For their part, foundations argue that what outsiders may view as administrative costs—conducting research, assisting grantees, finding new beneficiaries, soliciting new grants—are an essential component of the charitable work. In light of the recent and significant economic decline, the historic return of 7.62 percent may be difficult to replicate. Interest rates on government bonds yield significantly less than 5 percent, and the stock market has declined recently. The Council of Foundations argues that when you consider investment management costs and inflation, “a foundation must earn an average return of 9.5 percent return on its investments to sustain the purchasing power of its corpus, pay its investment management costs, and distribute 5 percent of its assets annually for charitable purposes.”
There is a more compelling financial argument to be made on behalf of lower pay-out levels. Less spending in the short term means more spending in the long term. The DeMarche study found that over the time period it examined, a foundation spending 5.5 percent of net assets annually would wind up giving more than it would have if it had been spending 6.5 percent annually.

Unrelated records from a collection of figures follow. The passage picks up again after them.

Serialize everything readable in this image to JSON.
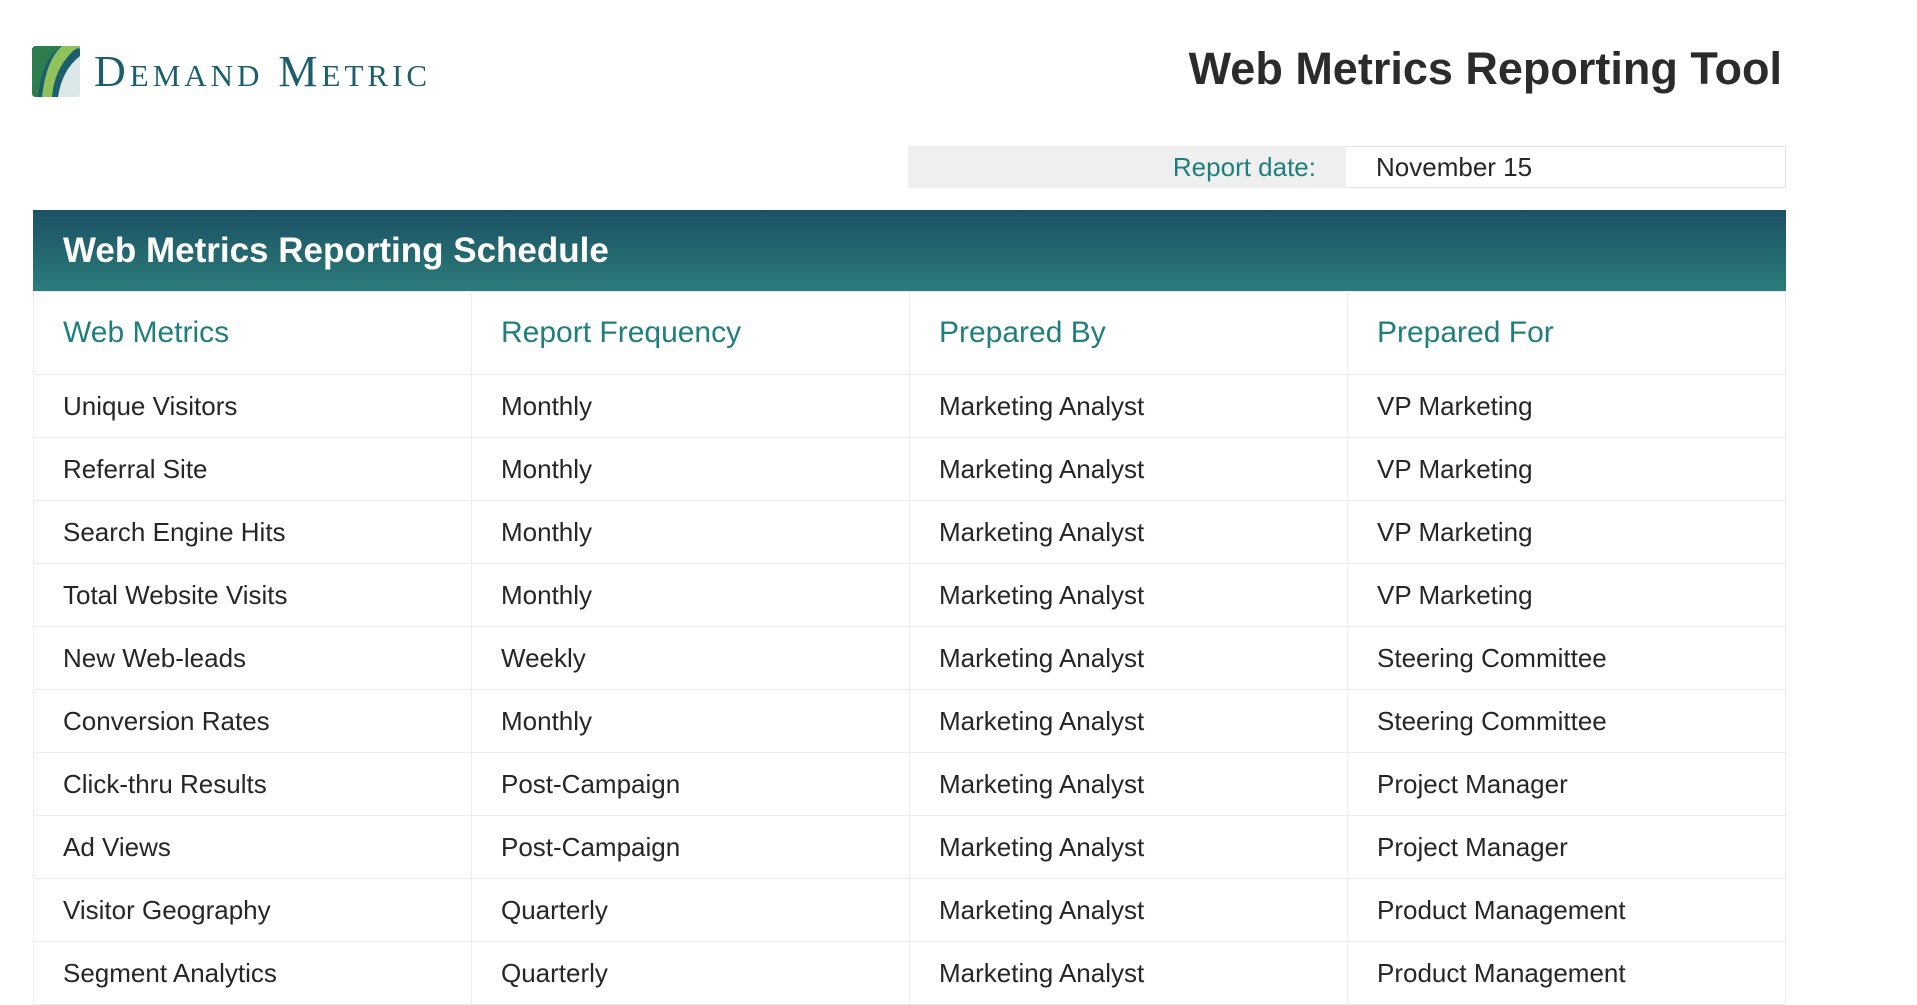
{
  "brand": {
    "name": "Demand Metric",
    "logo_colors": [
      "#2e7d4f",
      "#1a5f6b",
      "#8fc25b"
    ]
  },
  "page_title": "Web Metrics Reporting Tool",
  "report": {
    "date_label": "Report date:",
    "date_value": "November 15"
  },
  "schedule": {
    "header": "Web Metrics Reporting Schedule",
    "columns": [
      "Web Metrics",
      "Report Frequency",
      "Prepared By",
      "Prepared For"
    ],
    "rows": [
      [
        "Unique Visitors",
        "Monthly",
        "Marketing Analyst",
        "VP Marketing"
      ],
      [
        "Referral Site",
        "Monthly",
        "Marketing Analyst",
        "VP Marketing"
      ],
      [
        "Search Engine Hits",
        "Monthly",
        "Marketing Analyst",
        "VP Marketing"
      ],
      [
        "Total Website Visits",
        "Monthly",
        "Marketing Analyst",
        "VP Marketing"
      ],
      [
        "New Web-leads",
        "Weekly",
        "Marketing Analyst",
        "Steering Committee"
      ],
      [
        "Conversion Rates",
        "Monthly",
        "Marketing Analyst",
        "Steering Committee"
      ],
      [
        "Click-thru Results",
        "Post-Campaign",
        "Marketing Analyst",
        "Project Manager"
      ],
      [
        "Ad Views",
        "Post-Campaign",
        "Marketing Analyst",
        "Project Manager"
      ],
      [
        "Visitor Geography",
        "Quarterly",
        "Marketing Analyst",
        "Product Management"
      ],
      [
        "Segment Analytics",
        "Quarterly",
        "Marketing Analyst",
        "Product Management"
      ]
    ]
  }
}
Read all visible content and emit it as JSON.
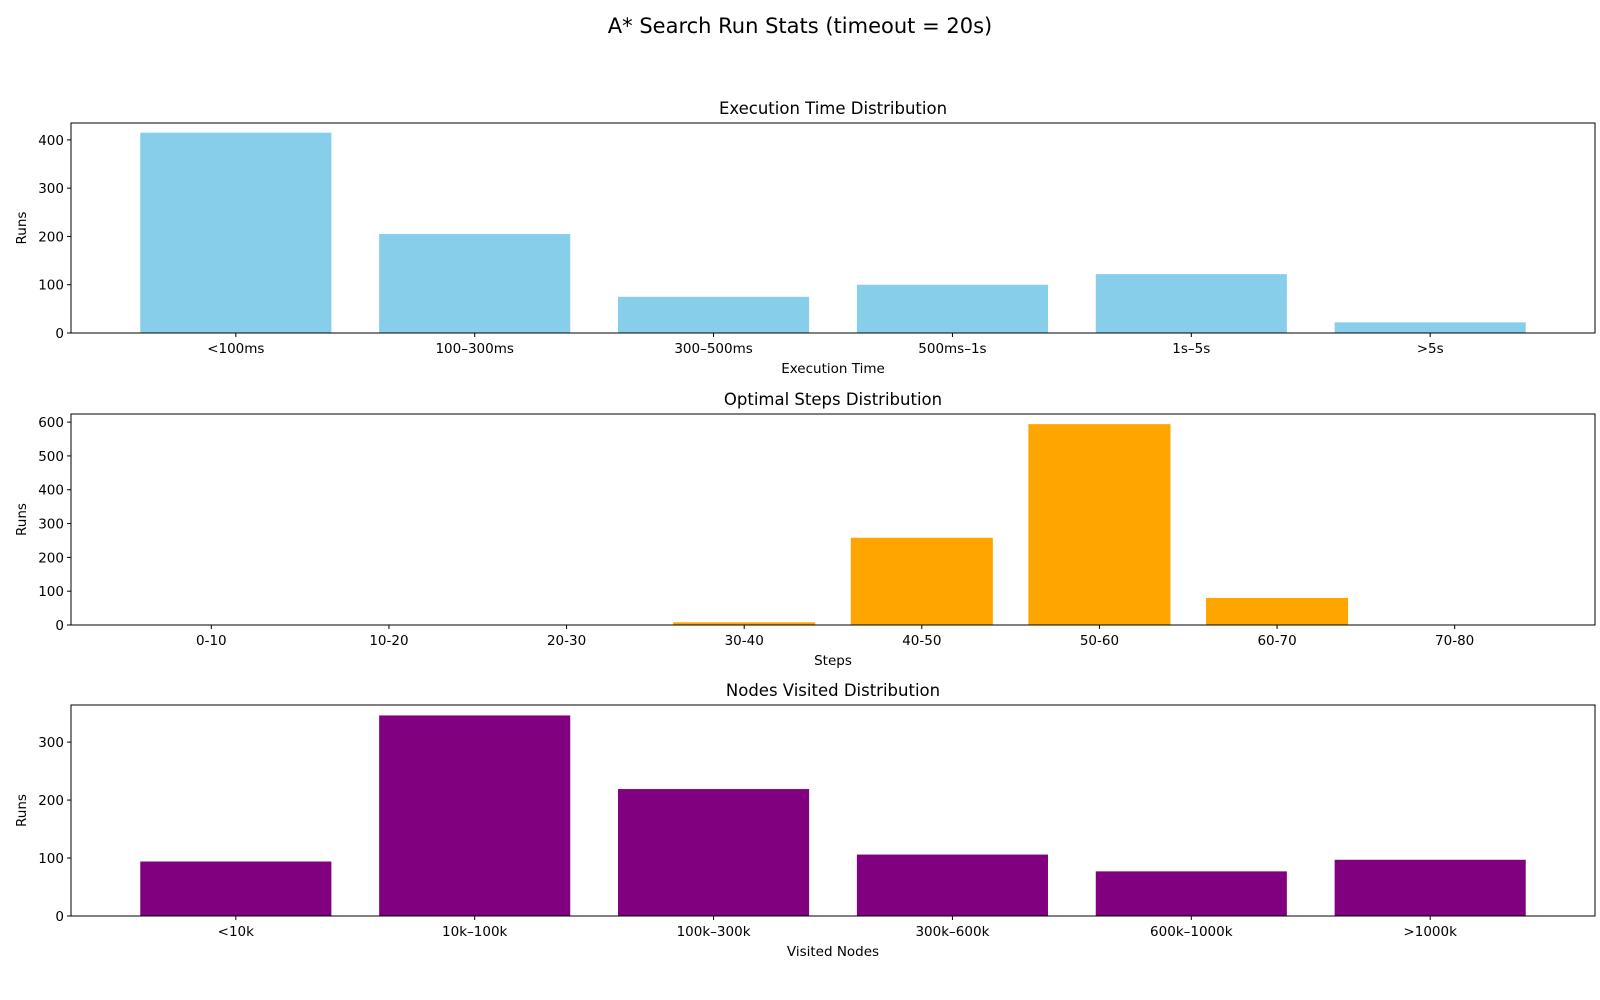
{
  "figure": {
    "title": "A* Search Run Stats (timeout = 20s)"
  },
  "chart_data": [
    {
      "type": "bar",
      "title": "Execution Time Distribution",
      "xlabel": "Execution Time",
      "ylabel": "Runs",
      "categories": [
        "<100ms",
        "100–300ms",
        "300–500ms",
        "500ms–1s",
        "1s–5s",
        ">5s"
      ],
      "values": [
        415,
        205,
        75,
        100,
        122,
        22
      ],
      "ylim": [
        0,
        435
      ],
      "yticks": [
        0,
        100,
        200,
        300,
        400
      ],
      "color": "#87ceeb",
      "grid": false
    },
    {
      "type": "bar",
      "title": "Optimal Steps Distribution",
      "xlabel": "Steps",
      "ylabel": "Runs",
      "categories": [
        "0-10",
        "10-20",
        "20-30",
        "30-40",
        "40-50",
        "50-60",
        "60-70",
        "70-80"
      ],
      "values": [
        0,
        0,
        0,
        8,
        258,
        594,
        80,
        0
      ],
      "ylim": [
        0,
        624
      ],
      "yticks": [
        0,
        100,
        200,
        300,
        400,
        500,
        600
      ],
      "color": "#ffa500",
      "grid": false
    },
    {
      "type": "bar",
      "title": "Nodes Visited Distribution",
      "xlabel": "Visited Nodes",
      "ylabel": "Runs",
      "categories": [
        "<10k",
        "10k–100k",
        "100k–300k",
        "300k–600k",
        "600k–1000k",
        ">1000k"
      ],
      "values": [
        94,
        346,
        219,
        106,
        77,
        97
      ],
      "ylim": [
        0,
        364
      ],
      "yticks": [
        0,
        100,
        200,
        300
      ],
      "color": "#800080",
      "grid": false
    }
  ]
}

At root, the bill exposes the conflict over whether foundations exist to make an impact quickly and divest themselves of assets, or whether they exist to perpetuate themselves—and enrich the executives who run them.
There’s something to be said for foundations that live on borrowed time. In the early 1980s, Aaron and Irene Diamond (he was a real estate developer, she a former Hollywood script-reviewer who purchased the play that later became Casablanca) created the Aaron Diamond Foundation, and vowed to pay out some $200 million in assets in 10 years. Aaron Diamond died in 1984. Over the next several years, his wife gave generously, providing tens of millions of dollars to support the research of Dr. David Ho, who helped develop the protease inhibitors that have extended the lives of millions of AIDS patients. She also made huge donations to Jazz at Lincoln Center, the Juilliard School, and Human Rights Watch. Irene Diamond died earlier this year, a sainted philanthropist. It may be that her foundation could have ultimately given away more money over the long term by sticking to the 5 percent solution. But mankind has arguably reaped far greater returns from her get-poor-quick scheme.
Daniel Gross writes the “Moneybox” column for slate.